On se permet donc de moquer le «fou». «Utiliser des noms de maladie comme des insultes est très vieux. A l’origine, être "idiot" est une maladie. Dès le XIXe siècle, on faisait des numéros de music-hall, des albums photos avec des femmes diagnostiquées hystériques», explique-t-il. Bien avant le music-hall, «les personnes souffrant de troubles mentaux ont été désignées comme habitées par les démons dans la Bible et brûlées comme sorcières au Moyen Age»rappelle la Revue médicale suisse.

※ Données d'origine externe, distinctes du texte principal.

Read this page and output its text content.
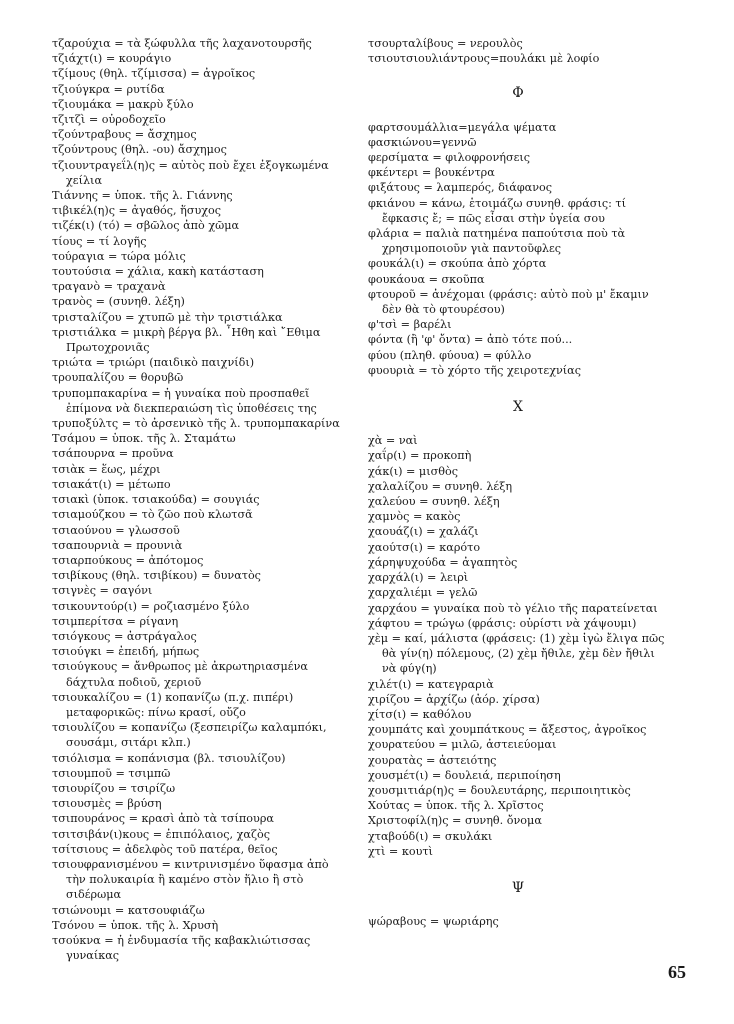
τζαρούχια = τὰ ξώφυλλα τῆς λαχανοτουρσῆς

τζιάχτ(ι) = κουράγιο

τζίμους (θηλ. τζίμισσα) = ἀγροῖκος

τζιούγκρα = ρυτίδα

τζιουμάκα = μακρὺ ξύλο

τζιτζὶ = οὐροδοχεῖο

τζούντραβους = ἄσχημος

τζούντρους (θηλ. -ου) ἄσχημος

τζιουντραγεΐλ(η)ς = αὐτὸς ποὺ ἔχει ἐξογκωμένα χείλια

Τιάννης = ὑποκ. τῆς λ. Γιάννης

τιβικέλ(η)ς = ἀγαθός, ἥσυχος

τιζέκ(ι) (τό) = σβῶλος ἀπὸ χῶμα

τίους = τί λογῆς

τούραγια = τώρα μόλις

τουτούσια = χάλια, κακὴ κατάσταση

τραγανὸ = τραχανὰ

τρανὸς = (συνηθ. λέξη)

τρισταλίζου = χτυπῶ μὲ τὴν τριστιάλκα

τριστιάλκα = μικρὴ βέργα βλ. ῏Ηθη καὶ ῎Εθιμα Πρωτοχρονιᾶς

τριώτα = τριώρι (παιδικὸ παιχνίδι)

τρουπαλίζου = θορυβῶ

τρυπομπακαρίνα = ἡ γυναίκα ποὺ προσπαθεῖ ἐπίμονα νὰ διεκπεραιώση τὶς ὑποθέσεις της

τρυποξύλτς = τὸ ἀρσενικὸ τῆς λ. τρυπομπακαρίνα

Τσάμου = ὑποκ. τῆς λ. Σταμάτω

τσάπουρνα = προῦνα

τσιὰκ = ἕως, μέχρι

τσιακάτ(ι) = μέτωπο

τσιακὶ (ὑποκ. τσιακούδα) = σουγιάς

τσιαμούζκου = τὸ ζῶο ποὺ κλωτσᾶ

τσιαούνου = γλωσσοῦ

τσαπουρνιὰ = προυνιὰ

τσιαρπούκους = ἀπότομος

τσιβίκους (θηλ. τσιβίκου) = δυνατὸς

τσιγνὲς = σαγόνι

τσικουντούρ(ι) = ροζιασμένο ξύλο

τσιμπερίτσα = ρίγανη

τσιόγκους = ἀστράγαλος

τσιούγκι = ἐπειδή, μήπως

τσιούγκους = ἄνθρωπος μὲ ἀκρωτηριασμένα δάχτυλα ποδιοῦ, χεριοῦ

τσιουκαλίζου = (1) κοπανίζω (π.χ. πιπέρι) μεταφορικῶς: πίνω κρασί, οὔζο

τσιουλίζου = κοπανίζω (ξεσπειρίζω καλαμπόκι, σουσάμι, σιτάρι κλπ.)

τσιόλισμα = κοπάνισμα (βλ. τσιουλίζου)

τσιουμποῦ = τσιμπῶ

τσιουρίζου = τσιρίζω

τσιουσμὲς = βρύση

τσιπουράνος = κρασὶ ἀπὸ τὰ τσίπουρα

τσιτσιβάν(ι)κους = ἐπιπόλαιος, χαζὸς

τσίτσιους = ἀδελφὸς τοῦ πατέρα, θεῖος

τσιουφρανισμένου = κιντρινισμένο ὕφασμα ἀπὸ τὴν πολυκαιρία ἢ καμένο στὸν ἥλιο ἢ στὸ σιδέρωμα

τσιώνουμι = κατσουφιάζω

Τσόνου = ὑποκ. τῆς λ. Χρυσὴ

τσούκνα = ἡ ἐνδυμασία τῆς καβακλιώτισσας γυναίκας

τσουρταλίβους = νερουλὸς

τσιουτσιουλιάντρους=πουλάκι μὲ λοφίο

Φ

φαρτσουμάλλια=μεγάλα ψέματα

φασκιώνου=γεννῶ

φερσίματα = φιλοφρονήσεις

φκέντερι = βουκέντρα

φιξάτους = λαμπερός, διάφανος

φκιάνου = κάνω, ἑτοιμάζω συνηθ. φράσις: τί ἔφκασις ἔ; = πῶς εἶσαι στὴν ὑγεία σου

φλάρια = παλιὰ πατημένα παπούτσια ποὺ τὰ χρησιμοποιοῦν γιὰ παντοῦφλες

φουκάλ(ι) = σκούπα ἀπὸ χόρτα

φουκάουα = σκοῦπα

φτουροῦ = ἀνέχομαι (φράσις: αὐτὸ ποὺ μ' ἔκαμιν δὲν θὰ τὸ φτουρέσου)

φ'τσὶ = βαρέλι

φόντα (ἢ 'φ' ὄντα) = ἀπὸ τότε πού...

φύου (πληθ. φύουα) = φύλλο

φυουριὰ = τὸ χόρτο τῆς χειροτεχνίας

Χ

χὰ = ναὶ

χαΐρ(ι) = προκοπὴ

χάκ(ι) = μισθὸς

χαλαλίζου = συνηθ. λέξη

χαλεύου = συνηθ. λέξη

χαμνὸς = κακὸς

χαουάζ(ι) = χαλάζι

χαούτσ(ι) = καρότο

χάρηψυχούδα = ἀγαπητὸς

χαρχάλ(ι) = λειρὶ

χαρχαλιέμι = γελῶ

χαρχάου = γυναίκα ποὺ τὸ γέλιο τῆς παρατείνεται

χάφτου = τρώγω (φράσις: οὑρίστι νὰ χάψουμι)

χὲμ = καί, μάλιστα (φράσεις: (1) χὲμ ἰγὼ ἔλιγα πῶς θὰ γίν(η) πόλεμους, (2) χὲμ ἤθιλε, χὲμ δὲν ἤθιλι νὰ φύγ(η)

χιλέτ(ι) = κατεγραριὰ

χιρίζου = ἀρχίζω (ἀόρ. χίρσα)

χίτσ(ι) = καθόλου

χουμπάτς καὶ χουμπάτκους = ἄξεστος, ἀγροῖκος

χουρατεύου = μιλῶ, ἀστειεύομαι

χουρατὰς = ἀστειότης

χουσμέτ(ι) = δουλειά, περιποίηση

χουσμιτιάρ(η)ς = δουλευτάρης, περιποιητικὸς

Χούτας = ὑποκ. τῆς λ. Χρῖστος

Χριστοφίλ(η)ς = συνηθ. ὄνομα

χταβούδ(ι) = σκυλάκι

χτὶ = κουτὶ

Ψ

ψώραβους = ψωριάρης

65
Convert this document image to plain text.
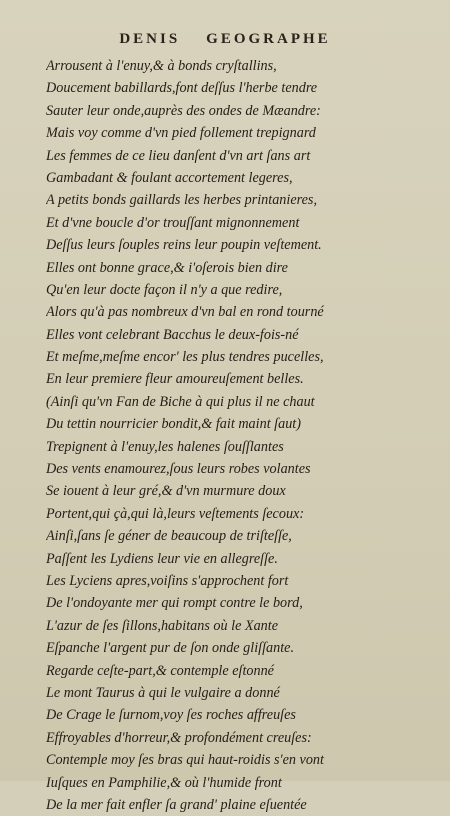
DENIS GEOGRAPHE
Arrousent à l'enuy,& à bonds cryſtallins,
Doucement babillards,font deſſus l'herbe tendre
Sauter leur onde,auprès des ondes de Mæandre:
Mais voy comme d'vn pied follement trepignard
Les femmes de ce lieu danſent d'vn art ſans art
Gambadant & foulant accortement legeres,
A petits bonds gaillards les herbes printanieres,
Et d'vne boucle d'or trouſſant mignonnement
Deſſus leurs ſouples reins leur poupin veſtement.
Elles ont bonne grace,& i'oſerois bien dire
Qu'en leur docte façon il n'y a que redire,
Alors qu'à pas nombreux d'vn bal en rond tourné
Elles vont celebrant Bacchus le deux-fois-né
Et meſme,meſme encor' les plus tendres pucelles,
En leur premiere fleur amoureuſement belles.
(Ainſi qu'vn Fan de Biche à qui plus il ne chaut
Du tettin nourricier bondit,& fait maint ſaut)
Trepignent à l'enuy,les halenes ſouſſlantes
Des vents enamourez,ſous leurs robes volantes
Se iouent à leur gré,& d'vn murmure doux
Portent,qui çà,qui là,leurs veſtements ſecoux:
Ainſi,ſans ſe géner de beaucoup de triſteſſe,
Paſſent les Lydiens leur vie en allegreſſe.
Les Lyciens apres,voiſins s'approchent fort
De l'ondoyante mer qui rompt contre le bord,
L'azur de ſes ſillons,habitans où le Xante
Eſpanche l'argent pur de ſon onde gliſſante.
Regarde ceſte-part,& contemple eſtonné
Le mont Taurus à qui le vulgaire a donné
De Crage le ſurnom,voy ſes roches affreuſes
Effroyables d'horreur,& profondément creuſes:
Contemple moy ſes bras qui haut-roidis s'en vont
Iuſques en Pamphilie,& où l'humide front
De la mer fait enfler ſa grand' plaine eſuentée
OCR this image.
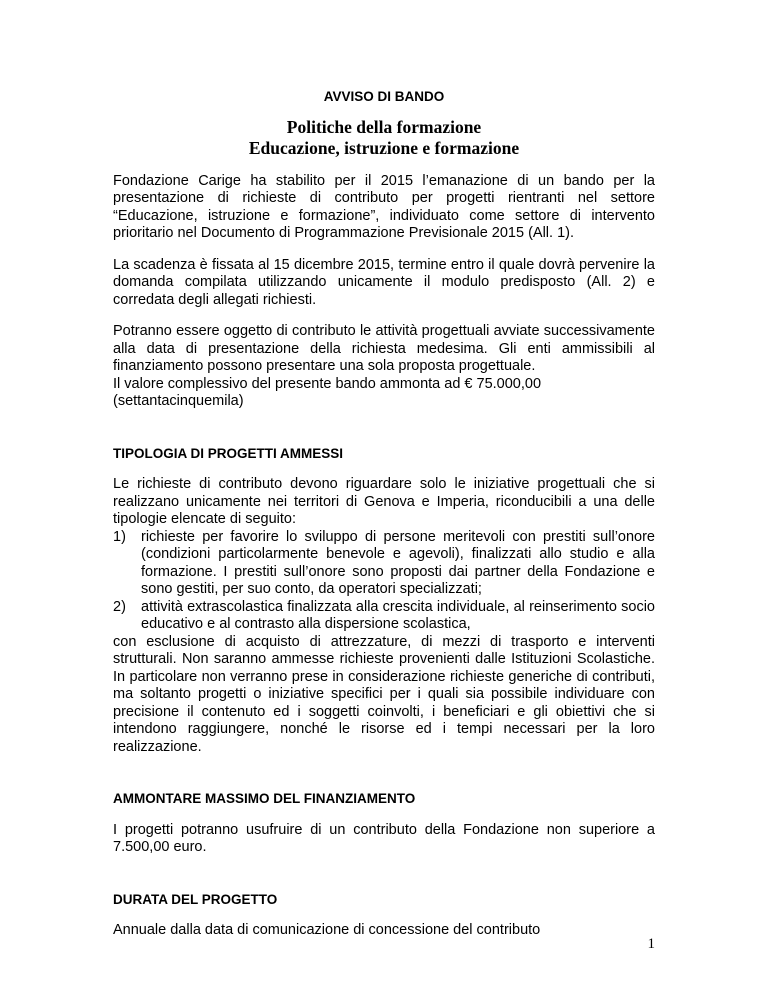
AVVISO DI BANDO

Politiche della formazione
Educazione, istruzione e formazione

Fondazione Carige ha stabilito per il 2015 l’emanazione di un bando per la presentazione di richieste di contributo per progetti rientranti nel settore “Educazione, istruzione e formazione”, individuato come settore di intervento prioritario nel Documento di Programmazione Previsionale 2015 (All. 1).

La scadenza è fissata al 15 dicembre 2015, termine entro il quale dovrà pervenire la domanda compilata utilizzando unicamente il modulo predisposto (All. 2) e corredata degli allegati richiesti.

Potranno essere oggetto di contributo le attività progettuali avviate successivamente alla data di presentazione della richiesta medesima. Gli enti ammissibili al finanziamento possono presentare una sola proposta progettuale.

Il valore complessivo del presente bando ammonta ad € 75.000,00 (settantacinquemila)

TIPOLOGIA DI PROGETTI AMMESSI

Le richieste di contributo devono riguardare solo le iniziative progettuali che si realizzano unicamente nei territori di Genova e Imperia, riconducibili a una delle tipologie elencate di seguito:

1) richieste per favorire lo sviluppo di persone meritevoli con prestiti sull’onore (condizioni particolarmente benevole e agevoli), finalizzati allo studio e alla formazione. I prestiti sull’onore sono proposti dai partner della Fondazione e sono gestiti, per suo conto, da operatori specializzati;
2) attività extrascolastica finalizzata alla crescita individuale, al reinserimento socio educativo e al contrasto alla dispersione scolastica,

con esclusione di acquisto di attrezzature, di mezzi di trasporto e interventi strutturali. Non saranno ammesse richieste provenienti dalle Istituzioni Scolastiche. In particolare non verranno prese in considerazione richieste generiche di contributi, ma soltanto progetti o iniziative specifici per i quali sia possibile individuare con precisione il contenuto ed i soggetti coinvolti, i beneficiari e gli obiettivi che si intendono raggiungere, nonché le risorse ed i tempi necessari per la loro realizzazione.

AMMONTARE MASSIMO DEL FINANZIAMENTO

I progetti potranno usufruire di un contributo della Fondazione non superiore a 7.500,00 euro.

DURATA DEL PROGETTO

Annuale dalla data di comunicazione di concessione del contributo

1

«On se dit que ce n’est pas seulement biologique»

«Aujourd’hui, la compréhension a avancé chez les professionnels mais pas forcément auprès du grand public. Or on rit aussi de ce qu’on ne connaît pas, parce que ça nous semble incompréhensible», analyse Jean-François Marmion. Et ça tombe bien, puisque la maladie «paraît être uniquement dans leur tête», on se sent moins honteux d’en sourire. «On se dit que ce n’est pas seulement biologique, selon le sociologue Nicolas Henckes. La dépression, par exemple, est difficile à délimiter et pose la question : qu’est ce qu’une pathologie ?» On aurait donc tendance à se dire qu’après tout, c’est un peu leur faute. D’après une étude parue en 2009, près de 70% des Français pensent d’ailleurs que les maladies mentales «ne sont pas comme les autres maladies».

«Il y a un travail à faire pour sensibiliser les journalistes qui ont les mêmes stéréotypes que l’ensemble de la population», juge Aude Caria, du Psycom. D’autant plus que cette stigmatisation est l’un des plus gros facteurs de retard d’accès aux soins. Elle rend l’acceptation du diagnostic bien plus difficile. Or, comme le rappelle Béatrice Borrel, plus tôt la maladie est traitée, plus grandes sont les chances de rétablissement.

En attendant que les mentalités évoluent, le Japon a pris une décision plus radicale : la schizophrénie y a changé de nom, celui-ci circulant dans le langage courant entaché de représentations négatives. Une avancée, ou le signe d’un découragement.